Dann beginnt die Odyssee. Um nicht länger das Zimmer ihrer Enkelin zu besetzen, zieht sie nach neun Monaten in eine Wohngemeinschaft. Sie lebt mit jungen Arbeitern zusammen. Als ihr Vermieter neue Pläne mit der Wohnung hat, wird ihr zum 31. Dezember 2016 gekündigt. Ab diesem Zeitpunkt ist sie eine Wohnungssuchende ohne Dach über dem Kopf, obdachlos trotz gesicherter Rente.
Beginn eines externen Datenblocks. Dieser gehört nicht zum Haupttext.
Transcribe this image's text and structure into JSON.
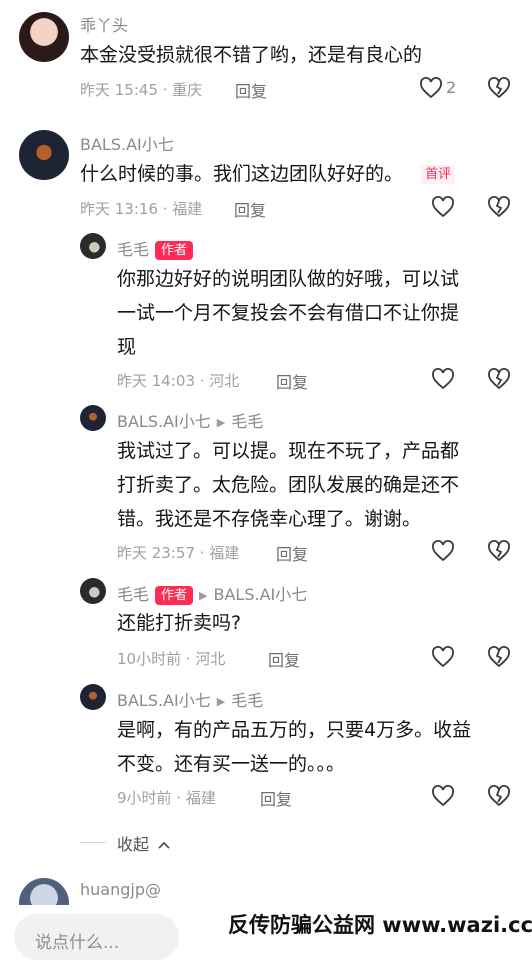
{
  "comments": [
    {
      "user": "乖丫头",
      "text": "本金没受损就很不错了哟，还是有良心的",
      "time": "昨天 15:45 · 重庆",
      "reply": "回复",
      "likes": "2"
    },
    {
      "user": "BALS.AI小七",
      "text": "什么时候的事。我们这边团队好好的。",
      "badge": "首评",
      "time": "昨天 13:16 · 福建",
      "reply": "回复"
    }
  ],
  "replies": [
    {
      "user": "毛毛",
      "author_badge": "作者",
      "text_lines": [
        "你那边好好的说明团队做的好哦，可以试",
        "一试一个月不复投会不会有借口不让你提",
        "现"
      ],
      "time": "昨天 14:03 · 河北",
      "reply": "回复"
    },
    {
      "user": "BALS.AI小七",
      "to": "毛毛",
      "text_lines": [
        "我试过了。可以提。现在不玩了，产品都",
        "打折卖了。太危险。团队发展的确是还不",
        "错。我还是不存侥幸心理了。谢谢。"
      ],
      "time": "昨天 23:57 · 福建",
      "reply": "回复"
    },
    {
      "user": "毛毛",
      "author_badge": "作者",
      "to": "BALS.AI小七",
      "text_lines": [
        "还能打折卖吗?"
      ],
      "time": "10小时前 · 河北",
      "reply": "回复"
    },
    {
      "user": "BALS.AI小七",
      "to": "毛毛",
      "text_lines": [
        "是啊，有的产品五万的，只要4万多。收益",
        "不变。还有买一送一的。。。"
      ],
      "time": "9小时前 · 福建",
      "reply": "回复"
    }
  ],
  "collapse_label": "收起",
  "next_user": "huangjp@",
  "input_placeholder": "说点什么...",
  "watermark": "反传防骗公益网 www.wazi.cc",
  "colors": {
    "accent": "#fe2c55",
    "meta": "#a0a0a0"
  },
  "icons": [
    "heart-icon",
    "dislike-heart-icon",
    "chevron-up-icon"
  ]
}
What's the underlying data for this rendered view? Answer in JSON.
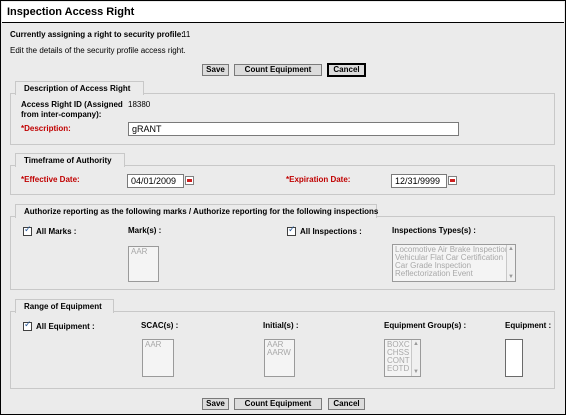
{
  "window": {
    "title": "Inspection Access Right"
  },
  "profile": {
    "label": "Currently assigning a right to security profile:",
    "value": "11",
    "instruction": "Edit the details of the security profile access right."
  },
  "buttons": {
    "save": "Save",
    "count": "Count Equipment",
    "cancel": "Cancel"
  },
  "description_section": {
    "title": "Description of Access Right",
    "id_label_1": "Access Right ID (Assigned",
    "id_label_2": "from inter-company):",
    "id_value": "18380",
    "description_label": "*Description:",
    "description_value": "gRANT"
  },
  "timeframe_section": {
    "title": "Timeframe of Authority",
    "effective_label": "*Effective Date:",
    "effective_value": "04/01/2009",
    "expiration_label": "*Expiration Date:",
    "expiration_value": "12/31/9999"
  },
  "authorize_section": {
    "title": "Authorize reporting as the following marks / Authorize reporting for the following inspections",
    "all_marks_label": "All Marks :",
    "marks_label": "Mark(s) :",
    "marks_options": [
      "AAR"
    ],
    "all_inspections_label": "All Inspections :",
    "inspection_types_label": "Inspections Types(s) :",
    "inspection_options": [
      "Locomotive Air Brake Inspection",
      "Vehicular Flat Car Certification",
      "Car Grade Inspection",
      "Reflectorization Event"
    ]
  },
  "range_section": {
    "title": "Range of Equipment",
    "all_equipment_label": "All Equipment :",
    "scac_label": "SCAC(s) :",
    "scac_options": [
      "AAR"
    ],
    "initial_label": "Initial(s) :",
    "initial_options": [
      "AAR",
      "AARW"
    ],
    "group_label": "Equipment Group(s) :",
    "group_options": [
      "BOXC",
      "CHSS",
      "CONT",
      "EOTD"
    ],
    "equipment_label": "Equipment :"
  },
  "colors": {
    "required": "#c00000",
    "panel": "#ebebeb",
    "check": "#2a5b9a"
  }
}
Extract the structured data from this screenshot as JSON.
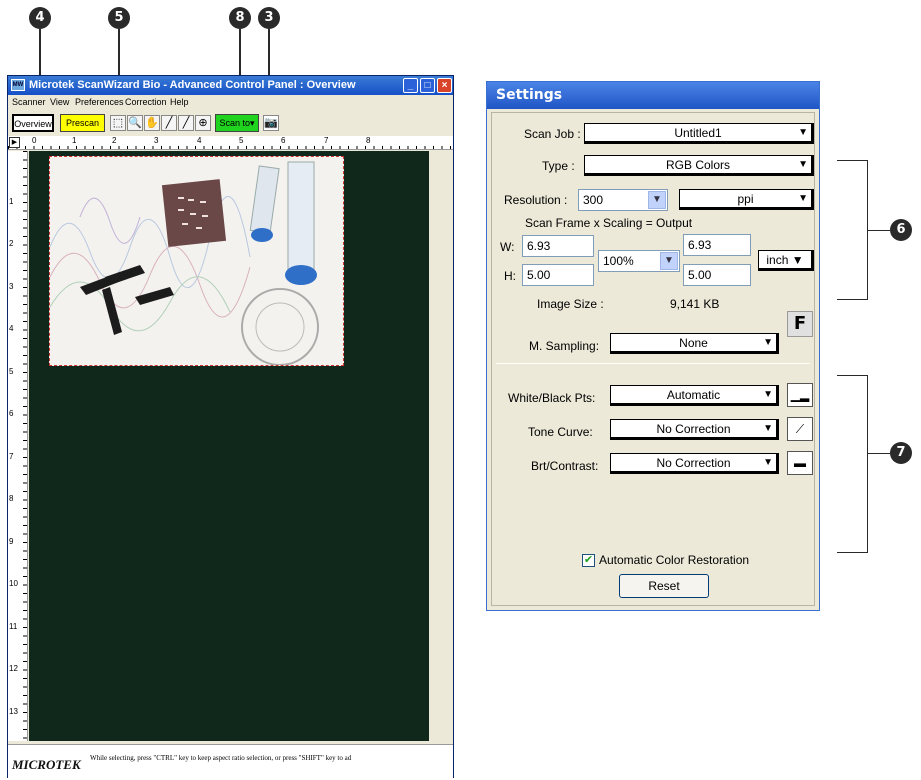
{
  "callouts": {
    "c4": "4",
    "c5": "5",
    "c8": "8",
    "c3": "3",
    "c6": "6",
    "c7": "7"
  },
  "window": {
    "title": "Microtek ScanWizard Bio - Advanced Control Panel : Overview",
    "menu": [
      "Scanner",
      "View",
      "Preferences",
      "Correction",
      "Help"
    ],
    "overview_label": "Overview",
    "prescan_label": "Prescan",
    "scan_to_label": "Scan to",
    "hruler_numbers": [
      "0",
      "1",
      "2",
      "3",
      "4",
      "5",
      "6",
      "7",
      "8"
    ],
    "vruler_numbers": [
      "1",
      "2",
      "3",
      "4",
      "5",
      "6",
      "7",
      "8",
      "9",
      "10",
      "11",
      "12",
      "13"
    ],
    "logo": "MICROTEK",
    "status_hint": "While selecting, press \"CTRL\" key to keep aspect ratio selection, or press \"SHIFT\" key to ad"
  },
  "settings": {
    "title": "Settings",
    "scan_job_label": "Scan Job :",
    "scan_job_value": "Untitled1",
    "type_label": "Type :",
    "type_value": "RGB Colors",
    "resolution_label": "Resolution :",
    "resolution_value": "300",
    "resolution_unit": "ppi",
    "frame_header": "Scan Frame  x  Scaling  =  Output",
    "w_label": "W:",
    "h_label": "H:",
    "w_value": "6.93",
    "h_value": "5.00",
    "scaling_value": "100%",
    "out_w": "6.93",
    "out_h": "5.00",
    "unit_value": "inch",
    "image_size_label": "Image Size :",
    "image_size_value": "9,141 KB",
    "f_label": "F",
    "msampling_label": "M. Sampling:",
    "msampling_value": "None",
    "wb_label": "White/Black Pts:",
    "wb_value": "Automatic",
    "tone_label": "Tone Curve:",
    "tone_value": "No Correction",
    "brt_label": "Brt/Contrast:",
    "brt_value": "No Correction",
    "acr_label": "Automatic Color Restoration",
    "acr_checked": true,
    "reset_label": "Reset"
  },
  "colors": {
    "titlebar": "#1f55c6",
    "scan_bg": "#10271c",
    "prescan_yellow": "#ffff00",
    "scanto_green": "#1fd31f"
  }
}
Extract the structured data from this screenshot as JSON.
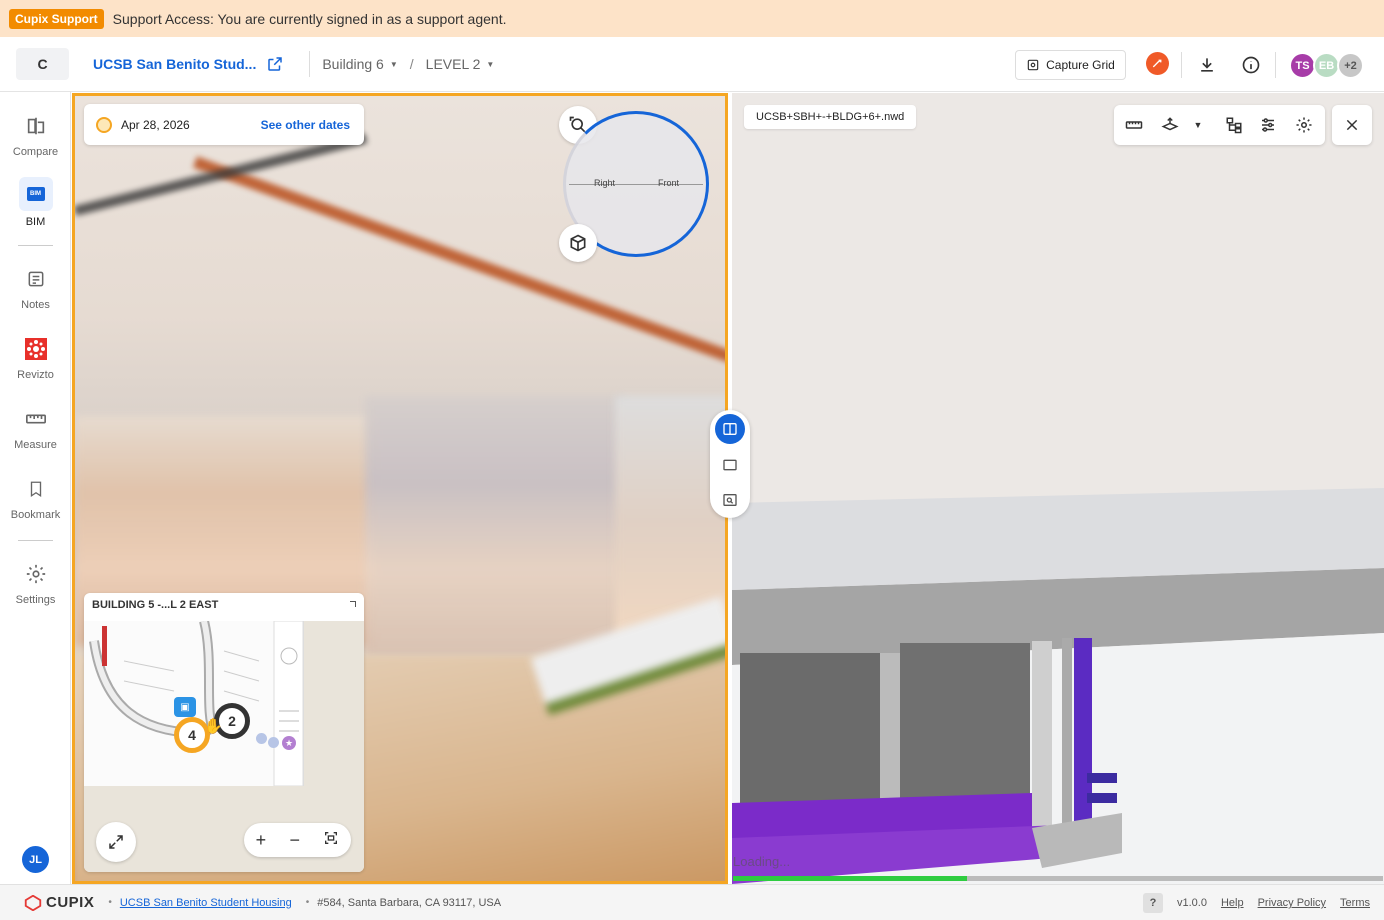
{
  "banner": {
    "badge": "Cupix Support",
    "message": "Support Access: You are currently signed in as a support agent."
  },
  "header": {
    "org_initial": "C",
    "project_name": "UCSB San Benito Stud...",
    "breadcrumb": {
      "building": "Building 6",
      "level": "LEVEL 2",
      "separator": "/"
    },
    "capture_grid_label": "Capture Grid",
    "avatars": [
      {
        "initials": "TS",
        "color": "#a73ca8"
      },
      {
        "initials": "EB",
        "color": "#b9dcc3"
      },
      {
        "initials": "+2",
        "color": "#c7c7c7"
      }
    ]
  },
  "sidebar": {
    "items": [
      {
        "label": "Compare",
        "icon": "compare-icon"
      },
      {
        "label": "BIM",
        "icon": "bim-icon",
        "badge": "BIM",
        "active": true
      },
      {
        "label": "Notes",
        "icon": "notes-icon"
      },
      {
        "label": "Revizto",
        "icon": "revizto-icon"
      },
      {
        "label": "Measure",
        "icon": "ruler-icon"
      },
      {
        "label": "Bookmark",
        "icon": "bookmark-icon"
      },
      {
        "label": "Settings",
        "icon": "gear-icon"
      }
    ],
    "user_initials": "JL"
  },
  "pano": {
    "date": "Apr 28, 2026",
    "other_dates_label": "See other dates",
    "compass": {
      "left_label": "Right",
      "right_label": "Front"
    }
  },
  "minimap": {
    "title": "BUILDING 5 -...L 2 EAST",
    "markers": [
      {
        "label": "2"
      },
      {
        "label": "4"
      }
    ]
  },
  "bim": {
    "file_name": "UCSB+SBH+-+BLDG+6+.nwd",
    "loading_text": "Loading...",
    "loading_progress": 0.36
  },
  "footer": {
    "brand": "CUPIX",
    "project_link": "UCSB San Benito Student Housing",
    "address": "#584, Santa Barbara, CA 93117, USA",
    "help_badge": "?",
    "version": "v1.0.0",
    "links": [
      "Help",
      "Privacy Policy",
      "Terms"
    ]
  },
  "colors": {
    "accent": "#1565d8",
    "pano_border": "#f5a623",
    "banner_bg": "#fde3c8",
    "banner_badge": "#f28b00"
  }
}
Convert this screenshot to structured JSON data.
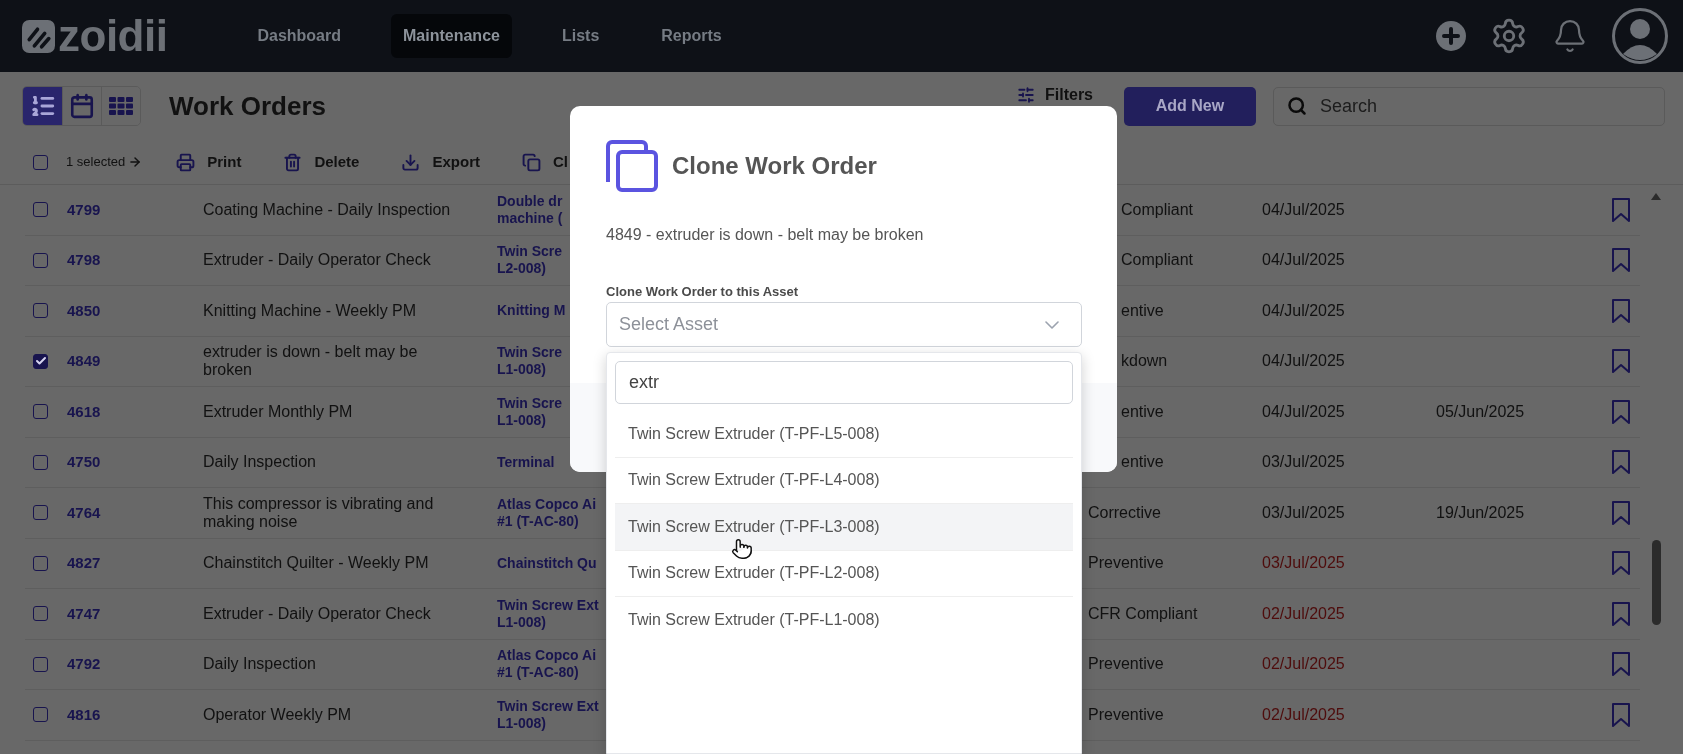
{
  "header": {
    "logo": "zoidii",
    "nav": [
      {
        "label": "Dashboard",
        "selected": false
      },
      {
        "label": "Maintenance",
        "selected": true
      },
      {
        "label": "Lists",
        "selected": false
      },
      {
        "label": "Reports",
        "selected": false
      }
    ]
  },
  "toolbar": {
    "views": [
      {
        "kind": "list",
        "selected": true
      },
      {
        "kind": "calendar",
        "selected": false
      },
      {
        "kind": "grid",
        "selected": false
      }
    ],
    "title": "Work Orders",
    "filters": "Filters",
    "add_button": "Add New",
    "search": {
      "placeholder": "Search"
    }
  },
  "actions": {
    "select_all": {
      "checked": false
    },
    "selection": "1 selected",
    "buttons": [
      {
        "kind": "print",
        "label": "Print"
      },
      {
        "kind": "delete",
        "label": "Delete"
      },
      {
        "kind": "export",
        "label": "Export"
      },
      {
        "kind": "clone",
        "label": "Cl"
      }
    ]
  },
  "table": {
    "rows": [
      {
        "number": "4799",
        "description": "Coating Machine - Daily Inspection",
        "asset": "Double dr\nmachine (",
        "type": "Compliant",
        "date": "04/Jul/2025",
        "checked": false,
        "overdue": false
      },
      {
        "number": "4798",
        "description": "Extruder - Daily Operator Check",
        "asset": "Twin Scre\nL2-008)",
        "type": "Compliant",
        "date": "04/Jul/2025",
        "checked": false,
        "overdue": false
      },
      {
        "number": "4850",
        "description": "Knitting Machine - Weekly PM",
        "asset": "Knitting M",
        "type": "entive",
        "date": "04/Jul/2025",
        "checked": false,
        "overdue": false
      },
      {
        "number": "4849",
        "description": "extruder is down - belt may be broken",
        "asset": "Twin Scre\nL1-008)",
        "type": "kdown",
        "date": "04/Jul/2025",
        "checked": true,
        "overdue": false
      },
      {
        "number": "4618",
        "description": "Extruder Monthly PM",
        "asset": "Twin Scre\nL1-008)",
        "type": "entive",
        "date": "04/Jul/2025",
        "date_2": "05/Jun/2025",
        "checked": false,
        "overdue": false
      },
      {
        "number": "4750",
        "description": "Daily Inspection",
        "asset": "Terminal",
        "type": "entive",
        "date": "03/Jul/2025",
        "checked": false,
        "overdue": false
      },
      {
        "number": "4764",
        "description": "This compressor is vibrating and making noise",
        "asset": "Atlas Copco Ai\n#1  (T-AC-80)",
        "type": "Corrective",
        "date": "03/Jul/2025",
        "date_2": "19/Jun/2025",
        "checked": false,
        "overdue": false
      },
      {
        "number": "4827",
        "description": "Chainstitch Quilter - Weekly PM",
        "asset": "Chainstitch Qu",
        "type": "Preventive",
        "date": "03/Jul/2025",
        "checked": false,
        "overdue": true
      },
      {
        "number": "4747",
        "description": "Extruder - Daily Operator Check",
        "asset": "Twin Screw Ext\nL1-008)",
        "type": "CFR Compliant",
        "date": "02/Jul/2025",
        "checked": false,
        "overdue": true
      },
      {
        "number": "4792",
        "description": "Daily Inspection",
        "asset": "Atlas Copco Ai\n#1  (T-AC-80)",
        "type": "Preventive",
        "date": "02/Jul/2025",
        "checked": false,
        "overdue": true
      },
      {
        "number": "4816",
        "description": "Operator Weekly PM",
        "asset": "Twin Screw Ext\nL1-008)",
        "type": "Preventive",
        "date": "02/Jul/2025",
        "checked": false,
        "overdue": true
      }
    ]
  },
  "dialog": {
    "title": "Clone Work Order",
    "subtitle": "4849 - extruder is down - belt may be broken",
    "field_label": "Clone Work Order to this Asset",
    "select": {
      "placeholder": "Select Asset",
      "expanded": true
    },
    "dropdown": {
      "search_value": "extr",
      "options": [
        {
          "label": "Twin Screw Extruder (T-PF-L5-008)",
          "highlighted": false
        },
        {
          "label": "Twin Screw Extruder (T-PF-L4-008)",
          "highlighted": false
        },
        {
          "label": "Twin Screw Extruder (T-PF-L3-008)",
          "highlighted": true
        },
        {
          "label": "Twin Screw Extruder (T-PF-L2-008)",
          "highlighted": false
        },
        {
          "label": "Twin Screw Extruder (T-PF-L1-008)",
          "highlighted": false
        }
      ]
    }
  }
}
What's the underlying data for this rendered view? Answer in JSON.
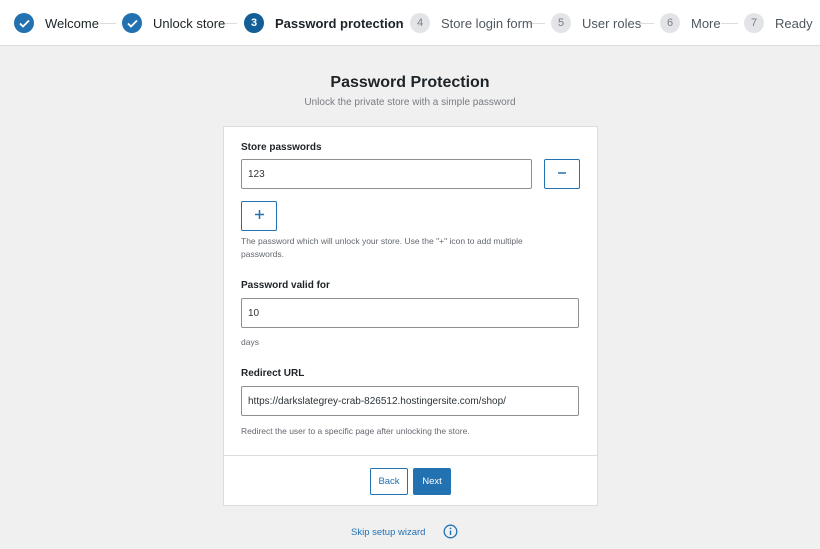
{
  "steps": [
    {
      "number": "1",
      "label": "Welcome",
      "status": "done"
    },
    {
      "number": "2",
      "label": "Unlock store",
      "status": "done"
    },
    {
      "number": "3",
      "label": "Password protection",
      "status": "current"
    },
    {
      "number": "4",
      "label": "Store login form",
      "status": "todo"
    },
    {
      "number": "5",
      "label": "User roles",
      "status": "todo"
    },
    {
      "number": "6",
      "label": "More",
      "status": "todo"
    },
    {
      "number": "7",
      "label": "Ready",
      "status": "todo"
    }
  ],
  "header": {
    "title": "Password Protection",
    "subtitle": "Unlock the private store with a simple password"
  },
  "form": {
    "store_passwords": {
      "label": "Store passwords",
      "value": "123",
      "help": "The password which will unlock your store. Use the \"+\" icon to add multiple passwords."
    },
    "valid_for": {
      "label": "Password valid for",
      "value": "10",
      "unit": "days"
    },
    "redirect_url": {
      "label": "Redirect URL",
      "value": "https://darkslategrey-crab-826512.hostingersite.com/shop/",
      "help": "Redirect the user to a specific page after unlocking the store."
    }
  },
  "actions": {
    "back_label": "Back",
    "next_label": "Next"
  },
  "footer": {
    "skip_label": "Skip setup wizard"
  },
  "icons": {
    "check": "check-icon",
    "minus": "minus-icon",
    "plus": "plus-icon",
    "info": "info-icon"
  },
  "colors": {
    "accent": "#2271b1",
    "current_step": "#135e96",
    "background": "#f0f0f1"
  }
}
Von einem Tag auf den anderen findet sie sich in der Obdachlosenunterkunft an der Donauwörther Straße wieder – in entsetzlichen Zuständen, sagt Sonja Müller. Sie zeigt Bilder von Toiletten, für die der Titel Bahnhofs-WC ein Kompliment wäre. Warmwasser gibt es nicht. Plötzlich hat Sonja Müller zwei Missionen: eine Wohnung finden und ihren Mitbewohnern helfen. Sie setzt am 1. Februar einen Brief an Oberbürgermeister Bernhard Gmehling auf: „Man muss dieses Elend selbst erlebt haben, um es empfinden zu können“, schreibt sie und bittet um Hilfe. Auf Nachfrage unserer Zeitung erklärt das Ordnungsamt, dass an der Situation gearbeitet werde. Seit Juli gebe es nun Warmwasser.
Doch eine Wohnung hat Sonja Müller trotz Zeitungsinserat nicht gefunden. Die Stadt will ihr helfen, indem ihr die Sachbearbeiter betreutes Wohnen und Übergangszimmer anbieten. Alle Angebote schlägt sie aus. Nicht weil sie Unterstützung fordere, erklärt sie. Ganz im Gegenteil: „Ich will für mich alleine sorgen!“, sagt die 77-Jährige und protestiert damit gegen den Notstand an bezahlbarem Wohnraum. Schließlich ist es ihre Rente, die der Frau zum Verhängnis wird. Weil sie für sich sorgen könnte, gilt sie rechtlich nicht als obdachlos, sondern wohnungssuchend. Das Ordnungsamt erklärt, dass der Wohnraum dringend für Notfälle bereitstehen müsse. In der Unterkunft herrsche jetzt bereits Doppelbelegung. Der Rausschmiss folgt: Am 30. Juni steht die Polizei vor dem Zimmer mit der Nummer 41 und begleitet Sonja Müller zu ihrem Golf. Der Großteil ihres Hausrats bleibt zurück. Sie zahlt monatlich 45 Euro Nutzungsgebühr an die Stadt, bis sie ihre Sachen abholt.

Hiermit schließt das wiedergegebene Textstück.